President Joe Biden’s administration announced that more than 1 million workers have had their pensions shielded from cuts through the American Rescue Plan—including more than 61,000 workers and retirees in the state of Michigan.
MICHIGAN—Federal legislation signed by President Joe Biden has effectively prevented cuts to pensions and retirement benefits for more than 1 million workers and retirees—including for more than 61,000 Michiganders, according to data released by the White House last month.
“Whether it is Social Security, Medicare, or pensions, workers who earn a dignified retirement through decades of hard work and sacrifice should never see their benefits cut due to broken promises or policies that favor the wealthy over working families,” Biden said in a statement.
Federal officials and US Sen. Bob Casey (D-Pennsylvania) announced the “major” first-term milestone of the Biden administration at a press conference last month, where they tallied up more than 1 million pensions that have been protected since the legislation was signed in 2021.
That includes the pensions of more than 61,000 Michiganders, in addition to thousands of other workers and retirees in Pennsylvania, Illinois, New York, Ohio, Missouri, and Wisconsin.
All told, the legislation has protected the retirement benefits of more than 500,000 Teamsters, over 100,000 food and commercial workers, and over 100,000 steelworkers and autoworkers.
“That’s what it means to build the economy from the middle out and the bottom up, and to protect the dignity of work,” Biden said in a statement announcing the recent milestone.
Here’s the Deal:
The American Rescue Plan included a measure known as the “Butch Lewis Act,” named in honor of the Ohio union leader and pension advocate, that included billions of dollars in funding to help beef up roughly 200 underfunded multiemployer pension plans across the country.
According to federal officials, the federal funding included in the American Rescue Plan will ultimately ensure that roughly 2 million American workers’ and retirees’ pension plans are able to pay out their full benefits and remain solvent—at least over the next several decades.
What’s New?
The latest round of federal funding is set to help protect the pensions and retirement benefits for more than 103,000 members of the Bakery and Confectionery Union and Industry International Pension Fund—which covers manufacturing, production, maintenance, and sanitation workers in the baking and confectionary industries. Federal officials have billed those retirement funds as some of the largest and most financially distressed multiemployer pension plans in the US.
Without the help from the American Rescue Plan, those workers and retirees—who have already earned their benefits—would’ve faced 45% benefit reductions by the end of the decade, according to federal officials. Instead, their full benefits will now be paid through at least 2051.

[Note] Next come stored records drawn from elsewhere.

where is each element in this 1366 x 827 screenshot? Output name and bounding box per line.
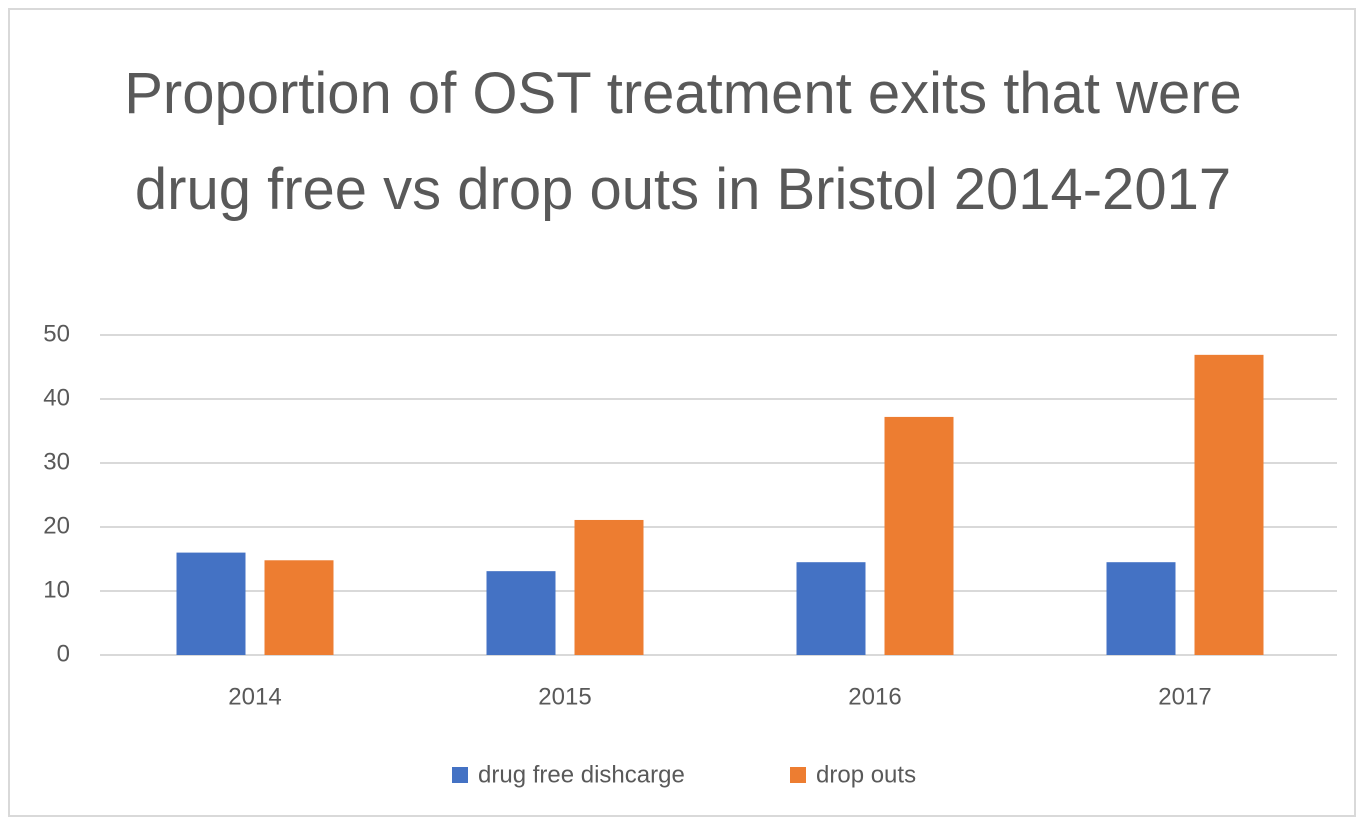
bar [796, 562, 866, 655]
y-tick-label: 20 [43, 512, 70, 539]
bar [574, 519, 644, 655]
x-tick-label: 2017 [1158, 683, 1211, 710]
bar [1194, 354, 1264, 655]
y-tick-label: 30 [43, 448, 70, 475]
y-tick-label: 40 [43, 384, 70, 411]
bar [264, 560, 334, 655]
bar [1106, 562, 1176, 655]
x-tick-label: 2014 [228, 683, 281, 710]
chart-title: Proportion of OST treatment exits that w… [124, 61, 1242, 222]
bar [884, 416, 954, 655]
y-tick-label: 50 [43, 320, 70, 347]
legend-swatch [790, 767, 806, 783]
bar [176, 552, 246, 655]
x-tick-label: 2015 [538, 683, 591, 710]
bar [486, 571, 556, 655]
x-tick-label: 2016 [848, 683, 901, 710]
y-tick-label: 10 [43, 576, 70, 603]
legend-label: drug free dishcarge [478, 761, 685, 788]
y-tick-label: 0 [57, 640, 70, 667]
legend-swatch [452, 767, 468, 783]
legend-label: drop outs [816, 761, 916, 788]
chart-frame [8, 8, 1356, 817]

It marks the second-largest award to date through the Butch Lewis Act, and officially brings the total number of pensions protected by the American Rescue Plan to over 1 million nationwide.
So What?
Federal data shows that the Biden administration has now delivered assistance to 83 pension plans, preventing an average benefit cut of 37% for more than 1 million retirees and workers—more than half of whom had already had their pensions and retirement benefits cut.
The American Rescue Plan also restored those reduced benefit levels for more than 120,000 retirees, who have since been able to recover thousands of dollars in lost benefits, officials said.
The Biden administration has touted the recent federal financial assistance as the “most significant” effort to protect the solvency of the multiemployer pension system in nearly 50 years.